Когда он вышел из уборной, она уже поджидала его в засаде у стены неподалеку от лестницы и, как только он появился, бросилась на него сверху, словно коршун, со сверкающим ножом для бифштексов в правой руке. Он выбил у нее нож, ударив снизу по запястью локтем, а потом легонько тюкнул ее кулаком в челюсть. Закатив глаза, она начала оседать, и он ухватил ее за плечи и бережно посадил на ступеньку. Путь был свободен, и он взбежал по лестнице, выскочил из здания и следующие три часа метался по Риму в поисках Обжоры Джо, чтобы улететь на Пьяносу, пока она не выследила его снова. Он почувствовал себя в безопасности, только когда самолет оторвался от земли. Шлюха Нетли, замаскированная зеленым комбинезоном под механика, ждала его на Пьяносе точно в том месте, куда вырулил, приземлившись, Обжора Джо, и он остался жив лишь благодаря ее туфлям с кожаной подошвой да гравию полевого аэродрома, потому что, метнувшись вперед, чтобы всадить ему в грудь свой нож, она неожиданно поскользнулась и промахнулась. Пораженный до глубины души, Йоссариан мгновенно загрузил ее в самолет и неподвижно держал на полу, заломив ей обе руки за спину, пока Обжора Джо запрашивал у дежурных в диспетчерском пункте разрешение на обратный рейс и тянул до Рима. В Риме он выкинул ее прямо на рулежную дорожку, и Обжора Джо, даже не сбросивший во время этой процедуры обороты двигателей, немедленно взлетел курсом на Пьяносу. Едва дыша и напряженно вслушиваясь в малейший шорох, Йоссариан подозрительно рассматривал каждую встречную фигуру, пока они добирались с Обжорой Джо до палаток их эскадрильи. Обжора Джо пытливо посматривал на него.
– Послушай, – не выдержал он в конце концов, – а тебе не примерещилась вся эта история?
– Примерещилась?

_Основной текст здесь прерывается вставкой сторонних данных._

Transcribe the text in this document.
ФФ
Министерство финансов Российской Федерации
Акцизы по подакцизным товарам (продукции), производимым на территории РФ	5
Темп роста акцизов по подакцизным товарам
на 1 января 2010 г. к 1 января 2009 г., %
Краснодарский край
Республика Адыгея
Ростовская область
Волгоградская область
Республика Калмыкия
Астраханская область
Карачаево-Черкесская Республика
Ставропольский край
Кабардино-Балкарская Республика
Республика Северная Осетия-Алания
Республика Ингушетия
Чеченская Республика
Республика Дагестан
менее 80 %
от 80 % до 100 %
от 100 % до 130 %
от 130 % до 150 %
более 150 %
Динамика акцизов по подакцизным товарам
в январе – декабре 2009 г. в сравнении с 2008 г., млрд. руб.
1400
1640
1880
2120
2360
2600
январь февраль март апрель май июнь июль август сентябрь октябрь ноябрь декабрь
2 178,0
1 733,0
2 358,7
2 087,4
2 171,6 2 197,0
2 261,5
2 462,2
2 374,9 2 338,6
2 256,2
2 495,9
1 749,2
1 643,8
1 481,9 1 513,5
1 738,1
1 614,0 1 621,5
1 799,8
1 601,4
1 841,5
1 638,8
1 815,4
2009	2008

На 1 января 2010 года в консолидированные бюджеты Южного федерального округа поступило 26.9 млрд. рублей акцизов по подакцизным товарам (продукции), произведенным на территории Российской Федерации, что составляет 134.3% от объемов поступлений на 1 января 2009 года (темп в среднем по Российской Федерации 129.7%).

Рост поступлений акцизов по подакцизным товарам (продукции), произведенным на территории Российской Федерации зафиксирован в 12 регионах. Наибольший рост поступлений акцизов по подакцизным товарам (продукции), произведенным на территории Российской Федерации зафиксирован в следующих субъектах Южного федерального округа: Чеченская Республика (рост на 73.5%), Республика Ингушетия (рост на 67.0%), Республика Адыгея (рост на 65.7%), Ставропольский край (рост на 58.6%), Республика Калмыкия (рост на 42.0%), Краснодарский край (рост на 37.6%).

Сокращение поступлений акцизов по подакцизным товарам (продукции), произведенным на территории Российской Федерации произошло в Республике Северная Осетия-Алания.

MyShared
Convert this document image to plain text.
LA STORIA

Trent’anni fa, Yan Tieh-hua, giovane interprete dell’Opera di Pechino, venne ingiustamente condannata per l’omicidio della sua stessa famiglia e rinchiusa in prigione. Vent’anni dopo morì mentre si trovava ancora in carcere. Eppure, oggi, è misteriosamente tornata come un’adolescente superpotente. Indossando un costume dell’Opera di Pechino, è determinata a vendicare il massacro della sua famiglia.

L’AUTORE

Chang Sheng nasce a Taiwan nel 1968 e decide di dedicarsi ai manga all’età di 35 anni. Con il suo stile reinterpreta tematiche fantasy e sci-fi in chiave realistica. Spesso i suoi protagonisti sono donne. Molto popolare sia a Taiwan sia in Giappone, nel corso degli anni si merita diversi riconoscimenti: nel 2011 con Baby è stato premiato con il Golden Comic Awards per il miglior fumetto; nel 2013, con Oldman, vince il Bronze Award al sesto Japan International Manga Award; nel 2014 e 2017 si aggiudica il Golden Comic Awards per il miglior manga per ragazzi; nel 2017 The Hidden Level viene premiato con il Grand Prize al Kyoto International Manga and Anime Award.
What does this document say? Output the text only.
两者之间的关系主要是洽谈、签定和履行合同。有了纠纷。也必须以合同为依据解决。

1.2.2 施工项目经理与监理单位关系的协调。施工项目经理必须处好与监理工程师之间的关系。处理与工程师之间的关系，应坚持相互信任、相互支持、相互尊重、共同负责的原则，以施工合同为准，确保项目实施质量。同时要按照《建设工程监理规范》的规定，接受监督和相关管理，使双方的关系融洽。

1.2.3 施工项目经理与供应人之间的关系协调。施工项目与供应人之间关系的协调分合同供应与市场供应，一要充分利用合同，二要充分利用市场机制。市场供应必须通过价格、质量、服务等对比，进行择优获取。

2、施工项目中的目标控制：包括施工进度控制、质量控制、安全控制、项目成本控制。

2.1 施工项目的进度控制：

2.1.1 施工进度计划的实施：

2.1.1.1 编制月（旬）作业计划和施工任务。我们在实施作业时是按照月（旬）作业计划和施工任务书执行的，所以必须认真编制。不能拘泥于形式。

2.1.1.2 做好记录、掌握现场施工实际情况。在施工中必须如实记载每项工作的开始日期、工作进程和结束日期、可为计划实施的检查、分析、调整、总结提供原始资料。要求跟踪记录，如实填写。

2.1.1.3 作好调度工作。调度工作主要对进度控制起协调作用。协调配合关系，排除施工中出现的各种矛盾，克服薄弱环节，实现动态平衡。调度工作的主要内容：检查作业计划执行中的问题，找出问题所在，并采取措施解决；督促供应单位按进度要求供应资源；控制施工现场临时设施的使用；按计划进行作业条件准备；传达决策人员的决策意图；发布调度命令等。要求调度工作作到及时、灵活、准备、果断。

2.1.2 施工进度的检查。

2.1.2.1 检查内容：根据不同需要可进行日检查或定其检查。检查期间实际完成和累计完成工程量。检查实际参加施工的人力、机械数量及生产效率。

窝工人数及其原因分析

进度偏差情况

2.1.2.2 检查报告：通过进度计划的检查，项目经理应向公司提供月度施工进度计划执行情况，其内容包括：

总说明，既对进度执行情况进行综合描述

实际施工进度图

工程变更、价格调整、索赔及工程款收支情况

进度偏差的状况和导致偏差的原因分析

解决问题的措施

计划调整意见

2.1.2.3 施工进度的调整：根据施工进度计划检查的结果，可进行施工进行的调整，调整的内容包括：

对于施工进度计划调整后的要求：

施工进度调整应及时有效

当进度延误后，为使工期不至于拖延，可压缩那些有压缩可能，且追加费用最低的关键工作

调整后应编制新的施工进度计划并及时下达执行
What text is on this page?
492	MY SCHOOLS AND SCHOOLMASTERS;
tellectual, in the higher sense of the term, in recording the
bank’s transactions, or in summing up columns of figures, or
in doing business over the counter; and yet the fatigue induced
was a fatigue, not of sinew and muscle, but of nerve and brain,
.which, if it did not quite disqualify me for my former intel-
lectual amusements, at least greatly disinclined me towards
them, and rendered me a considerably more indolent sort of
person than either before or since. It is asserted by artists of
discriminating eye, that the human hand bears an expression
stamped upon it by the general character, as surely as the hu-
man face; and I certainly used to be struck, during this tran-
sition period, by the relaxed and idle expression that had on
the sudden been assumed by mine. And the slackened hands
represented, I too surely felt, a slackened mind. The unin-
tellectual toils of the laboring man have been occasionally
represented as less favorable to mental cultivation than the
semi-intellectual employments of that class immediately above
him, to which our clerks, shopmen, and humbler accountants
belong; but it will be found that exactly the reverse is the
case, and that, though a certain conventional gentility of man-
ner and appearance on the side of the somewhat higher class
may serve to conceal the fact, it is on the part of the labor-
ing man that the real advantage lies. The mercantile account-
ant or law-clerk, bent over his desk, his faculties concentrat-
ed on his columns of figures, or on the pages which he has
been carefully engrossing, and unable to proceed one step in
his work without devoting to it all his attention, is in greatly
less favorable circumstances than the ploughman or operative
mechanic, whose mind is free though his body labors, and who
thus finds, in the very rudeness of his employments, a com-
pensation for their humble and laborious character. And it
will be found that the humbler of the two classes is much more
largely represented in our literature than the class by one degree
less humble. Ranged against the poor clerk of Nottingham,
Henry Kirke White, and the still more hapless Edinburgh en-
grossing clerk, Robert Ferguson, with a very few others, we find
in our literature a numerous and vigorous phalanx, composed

А сам-то ты разве не видел? Не возвращался из-за нее в Рим?
– Так, может, она и мне тоже примерещилась. С чего бы ей вдруг понадобилось тебя убивать?
– Она всегда меня не любила. Ей, к примеру, было известно, что я сломал Нетли нос. А может, она возненавидела меня просто потому, что никого другого рядом не оказалось. Как ты думаешь, она вернется?
Йоссариан отправился в офицерский клуб и просидел там до глубокой ночи. Подходя к своей палатке, он опасливо косил во все стороны глазами. Она пряталась именно возле палатки – стояла под прикрытием веток у входа с тяжелым мясницким ножом в руке, закамуфлированная одеждой под пьяносского фермера, – и Йоссариан, сделав большой круг, а потом подкравшись к ней на цыпочках сзади, цепко ухватил ее со спины за обе руки.
– Caramba![40] – взвыла она, когда вдруг попалась сама, и сопротивлялась, как дикая кошка, пока Йоссариан затаскивал ее в палатку и укладывал, все еще бешено сопротивляющуюся, между койками на полу.
– Эй, что тут творится? – сонно поинтересовался один из соседей Йоссариана по палатке.
– Держи ее до моего прихода! – стащив его с койки и наваливая на нее, скомандовал ему Йоссариан. – Да смотри не упусти!
– Дайте мне его убить, и я вас всех обслужу, – пообещала она.
Остальные соседи Йоссариана тоже пососкакивали со своих коек, и каждый из них постарался не упустить этот чудесный случай, а Йоссариан помчался будить Обжору Джо, который спал в своей палатке как невинный младенец. Йоссариан снял с его лица кошку Хьюпла и торопливо растолкал. Обжора Джо быстро оделся. Запихав ее в самолет, они взяли курс на север, миновали линию фронта и далеко в Северной Италии, когда под ними проплывали пологие холмы, нацепили на нее парашютную сбрую, дернули вытяжное кольцо и выкинули ее в аварийный люк. Йоссариан был уверен, что на этот раз отделался от нее по-настоящему, и ощущал приятную успокоенность. Когда, уже на Пьяносе, он подходил к своей палатке, в зарослях возле тропинки прорисовалась смутная фигура, и ему стало плохо. Он сел на землю в ожидании смертельного удара, почти благословляя его за тот истинный покой, который он должен был ему принести. Вместо удара он почувствовал, что ему помогает подняться чья-то дружеская рука. Это был летчик из эскадрильи Дэнбара.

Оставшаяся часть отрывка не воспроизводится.